Actually, Glanton and Ramirez quoted an evangelical whose opposition to Mormonism was rooted in prejudice and misperception. But the two reporters quoted other evangelicals who simply opposed Mormon theology out of principal, not prejudice and misperception; the evangelicals opposed the Mormon doctrines concerning Jesus Christ and other theological tenets.

Are we reporters really going to ascribe all religious differences to bias? Talk about seeing reality in terms of black and white rather than shades of gray.

Also, both stories leave unclear the depth of evangelical opposition to Mormonism. Glanton and Ramirez allude to an important point: no matter their theological differences with Mormons, evangelicals oppose the Democratic candidates' support for abortion and homosexual rights even more. As the reporters note:

Rev. Erwin Lutzer, pastor of The Moody Church in Chicago, applauded Romney for focusing on the relationship between religion and politics instead of the specific doctrines of his faith.

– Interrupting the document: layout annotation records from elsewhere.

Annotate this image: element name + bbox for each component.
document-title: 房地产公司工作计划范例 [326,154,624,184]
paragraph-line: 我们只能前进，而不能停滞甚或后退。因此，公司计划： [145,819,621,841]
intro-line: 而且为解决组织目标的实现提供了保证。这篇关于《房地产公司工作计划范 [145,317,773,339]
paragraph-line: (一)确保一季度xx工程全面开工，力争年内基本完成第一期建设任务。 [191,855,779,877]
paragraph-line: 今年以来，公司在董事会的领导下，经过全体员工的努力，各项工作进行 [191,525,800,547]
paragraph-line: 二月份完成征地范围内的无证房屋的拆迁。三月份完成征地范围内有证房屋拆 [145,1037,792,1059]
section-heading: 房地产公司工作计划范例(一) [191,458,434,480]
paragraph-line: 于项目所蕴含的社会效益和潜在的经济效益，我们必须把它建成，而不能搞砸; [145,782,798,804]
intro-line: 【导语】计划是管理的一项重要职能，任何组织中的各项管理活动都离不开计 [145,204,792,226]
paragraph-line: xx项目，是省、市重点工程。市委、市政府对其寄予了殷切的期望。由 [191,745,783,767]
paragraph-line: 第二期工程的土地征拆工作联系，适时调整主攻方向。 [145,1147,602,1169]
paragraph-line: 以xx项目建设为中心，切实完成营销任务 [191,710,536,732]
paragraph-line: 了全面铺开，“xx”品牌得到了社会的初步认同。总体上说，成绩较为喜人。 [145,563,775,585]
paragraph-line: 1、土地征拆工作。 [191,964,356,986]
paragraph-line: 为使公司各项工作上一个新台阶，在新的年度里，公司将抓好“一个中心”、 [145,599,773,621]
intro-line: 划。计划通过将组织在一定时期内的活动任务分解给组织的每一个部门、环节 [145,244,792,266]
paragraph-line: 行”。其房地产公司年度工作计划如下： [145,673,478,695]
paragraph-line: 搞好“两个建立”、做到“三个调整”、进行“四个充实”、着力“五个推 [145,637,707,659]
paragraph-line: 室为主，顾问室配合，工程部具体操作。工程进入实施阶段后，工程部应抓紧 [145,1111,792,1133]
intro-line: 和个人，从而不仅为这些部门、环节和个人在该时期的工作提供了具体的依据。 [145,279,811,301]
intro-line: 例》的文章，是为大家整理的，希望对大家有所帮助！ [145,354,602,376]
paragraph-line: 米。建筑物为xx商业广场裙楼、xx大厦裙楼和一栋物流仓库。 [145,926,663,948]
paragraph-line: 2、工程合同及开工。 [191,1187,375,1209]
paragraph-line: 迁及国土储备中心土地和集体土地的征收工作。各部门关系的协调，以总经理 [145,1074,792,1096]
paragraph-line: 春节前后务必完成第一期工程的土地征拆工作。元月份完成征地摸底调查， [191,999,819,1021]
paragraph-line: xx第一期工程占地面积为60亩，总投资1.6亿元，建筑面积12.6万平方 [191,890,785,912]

Lutzer said if Romney wins the GOP nomination, evangelicals who cannot connect with any of the Democratic candidates might have no choice but to vote for him -- even those who now say there is no way they would choose a Mormon.

"From our standpoint, Mormonism has always been a cult," he said. "At the same time if we're confronted by someone further away from our values, we might be forced to."

I think both papers should have given this point greater emphasis. Are evangelicals so opposed to a Mormon candidate that many would vote for a culturally liberal Democratic presidential nominee, or would many simply stay home? In other words, do evangelicals consider Mormonism an equal or greater threat than secularism and religious liberalism?

These questions deserve answers. After all, take John F. Kennedy's troubles in the South in 1960. While Kennedy won the Old Confederacy, his Catholicism helps explain his narrow defeat in states such as Kentucky, Tennessee, and Florida.

I admire both reporters for going out of their way to talk with evangelicals about their views of Mormons. I just wish their portraits were more three-dimensional.